As molecular workers of the cell, proteins often do business with a handshake, temporarily grasping other molecules to pass on signals that order cells to grow or multiply. Now researchers have devised a new strategy to tighten or loosen the proteins' grip. The new technique, reported in the current Proceedings of the National Academy of Sciences, could boost the ability of drug researchers to reroute cell signaling and prevent the runaway growth of cancer cells.

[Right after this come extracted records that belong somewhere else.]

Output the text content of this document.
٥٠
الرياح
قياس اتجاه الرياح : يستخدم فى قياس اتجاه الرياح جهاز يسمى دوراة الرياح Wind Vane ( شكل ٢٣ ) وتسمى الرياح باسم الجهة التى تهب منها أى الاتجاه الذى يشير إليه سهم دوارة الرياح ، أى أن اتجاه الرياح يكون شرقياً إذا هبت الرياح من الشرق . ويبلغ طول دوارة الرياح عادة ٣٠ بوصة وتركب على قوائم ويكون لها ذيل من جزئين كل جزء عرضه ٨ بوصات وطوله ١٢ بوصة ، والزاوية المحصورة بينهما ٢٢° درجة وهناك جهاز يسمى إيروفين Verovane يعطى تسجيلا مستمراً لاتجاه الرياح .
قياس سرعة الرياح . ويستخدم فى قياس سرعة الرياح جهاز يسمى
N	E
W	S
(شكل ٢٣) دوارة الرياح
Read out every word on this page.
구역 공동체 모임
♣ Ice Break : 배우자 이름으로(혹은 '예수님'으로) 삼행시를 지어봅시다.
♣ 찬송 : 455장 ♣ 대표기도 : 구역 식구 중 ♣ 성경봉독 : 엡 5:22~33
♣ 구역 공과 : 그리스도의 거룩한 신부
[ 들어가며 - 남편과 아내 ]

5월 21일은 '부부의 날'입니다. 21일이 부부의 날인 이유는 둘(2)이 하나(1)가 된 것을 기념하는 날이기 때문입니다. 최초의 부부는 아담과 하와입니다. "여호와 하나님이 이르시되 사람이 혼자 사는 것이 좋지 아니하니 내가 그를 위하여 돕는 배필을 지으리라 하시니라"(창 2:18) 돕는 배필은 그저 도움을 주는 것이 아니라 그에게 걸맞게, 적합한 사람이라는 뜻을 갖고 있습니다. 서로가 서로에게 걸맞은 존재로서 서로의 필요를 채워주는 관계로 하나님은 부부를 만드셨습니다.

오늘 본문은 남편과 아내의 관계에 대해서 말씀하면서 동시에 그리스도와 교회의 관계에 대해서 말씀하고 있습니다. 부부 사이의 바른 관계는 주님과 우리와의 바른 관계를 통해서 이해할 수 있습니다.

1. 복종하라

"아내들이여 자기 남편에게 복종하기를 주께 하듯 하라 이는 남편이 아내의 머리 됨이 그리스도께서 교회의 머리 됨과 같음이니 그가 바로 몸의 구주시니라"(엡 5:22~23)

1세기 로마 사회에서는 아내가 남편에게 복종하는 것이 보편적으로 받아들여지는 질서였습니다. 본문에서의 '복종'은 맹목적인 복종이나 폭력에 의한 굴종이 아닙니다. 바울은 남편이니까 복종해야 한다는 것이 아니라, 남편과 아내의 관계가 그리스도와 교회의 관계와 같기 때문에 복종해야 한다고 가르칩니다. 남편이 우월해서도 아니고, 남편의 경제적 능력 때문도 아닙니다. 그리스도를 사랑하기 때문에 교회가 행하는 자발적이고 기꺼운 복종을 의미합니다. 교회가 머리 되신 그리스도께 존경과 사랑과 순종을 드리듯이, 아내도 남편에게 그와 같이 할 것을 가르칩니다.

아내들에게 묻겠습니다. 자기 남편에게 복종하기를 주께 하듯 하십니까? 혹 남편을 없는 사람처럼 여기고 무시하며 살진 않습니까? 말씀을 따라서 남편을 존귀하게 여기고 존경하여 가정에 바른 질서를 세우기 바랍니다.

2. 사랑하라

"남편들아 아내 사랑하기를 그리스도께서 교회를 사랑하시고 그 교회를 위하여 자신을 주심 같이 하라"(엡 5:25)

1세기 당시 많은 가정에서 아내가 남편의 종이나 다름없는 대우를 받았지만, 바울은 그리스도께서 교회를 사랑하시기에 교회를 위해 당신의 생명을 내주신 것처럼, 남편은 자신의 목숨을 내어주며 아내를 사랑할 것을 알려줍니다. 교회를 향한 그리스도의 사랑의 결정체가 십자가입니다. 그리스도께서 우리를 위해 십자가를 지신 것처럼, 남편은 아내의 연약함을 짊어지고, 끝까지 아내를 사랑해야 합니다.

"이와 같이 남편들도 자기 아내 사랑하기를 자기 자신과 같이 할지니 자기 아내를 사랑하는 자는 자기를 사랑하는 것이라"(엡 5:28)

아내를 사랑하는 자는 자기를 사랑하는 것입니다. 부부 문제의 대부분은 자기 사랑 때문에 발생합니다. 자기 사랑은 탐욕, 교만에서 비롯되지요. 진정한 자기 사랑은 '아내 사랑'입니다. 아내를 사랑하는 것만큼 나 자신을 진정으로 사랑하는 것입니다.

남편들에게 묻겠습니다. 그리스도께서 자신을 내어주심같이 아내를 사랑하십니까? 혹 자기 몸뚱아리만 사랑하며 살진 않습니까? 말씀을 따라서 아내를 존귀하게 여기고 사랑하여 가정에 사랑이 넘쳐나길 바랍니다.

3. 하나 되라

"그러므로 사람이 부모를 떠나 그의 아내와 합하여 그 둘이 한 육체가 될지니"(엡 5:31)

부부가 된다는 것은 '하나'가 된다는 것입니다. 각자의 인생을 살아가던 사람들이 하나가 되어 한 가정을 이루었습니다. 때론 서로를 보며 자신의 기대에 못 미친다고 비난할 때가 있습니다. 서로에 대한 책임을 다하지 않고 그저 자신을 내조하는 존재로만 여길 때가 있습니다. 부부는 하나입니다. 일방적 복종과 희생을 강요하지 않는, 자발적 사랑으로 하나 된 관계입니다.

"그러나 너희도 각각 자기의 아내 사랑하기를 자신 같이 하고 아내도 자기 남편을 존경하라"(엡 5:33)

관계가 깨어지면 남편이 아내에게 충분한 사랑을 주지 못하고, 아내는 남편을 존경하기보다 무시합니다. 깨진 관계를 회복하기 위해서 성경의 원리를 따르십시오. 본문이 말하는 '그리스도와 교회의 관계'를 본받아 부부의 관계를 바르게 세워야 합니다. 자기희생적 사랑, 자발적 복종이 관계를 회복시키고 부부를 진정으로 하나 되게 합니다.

For generations, biochemistry students have learned that molecules called ligands bind to a receptor or an enzyme like a key fits a lock. Many drugs mimic natural ligands, altering cell signaling by either jamming the lock or opening it better than the natural key. But many of the cell's growth signals are passed on by large protein ligands, which may bind to the target protein in several places over a large area. Long searches by legions of drug company workers have yielded few potential drugs, which are typically very small, that can block a much larger protein from signaling another protein.
The immune system has provided some inspiration for solving this conundrum. Immune system cells are activated when a small signaling ligand binds to a receptor within the cells, but the ligand is only weakly attracted. The solution is to use a large delivery protein (called FKBP52) to hand deliver the ligand to its receptor. Inspired by this strategy, the researchers--biochemist Gerry Crabtree, chemist Thomas Wandless, and their colleagues at Stanford University--wanted to try hand-delivering a ligand to block a protein fragment called SH2 found on many growth-signaling enzymes.
The team enlisted FKBP52 to carry a small, weakly binding drug called a tetrapeptide to the SH2 fragment. The researchers attached the tetrapeptide to FKBP52 with a second protein that bound to both molecules. Using a radioactive binding assay, the team showed that the delivery protein helped the drug bind three times more tightly to SH2 than it normally does, probably because the delivery protein itself also grasps the target protein. A second delivery protein, called FKBP12, actually weakened the interaction. The combination of small ligand and delivery protein could block signaling between pairs of proteins like growth factors and receptors better than a small ligand alone.
Other experts say that the technique should boost drug design efforts and help scientists fine-tune cell signaling molecules. "I think it's an idea of great generality because there are many protein surfaces you might be able to borrow," says organic chemist Jon Clardy of Cornell University. "It's a very unique approach to a long-standing problem."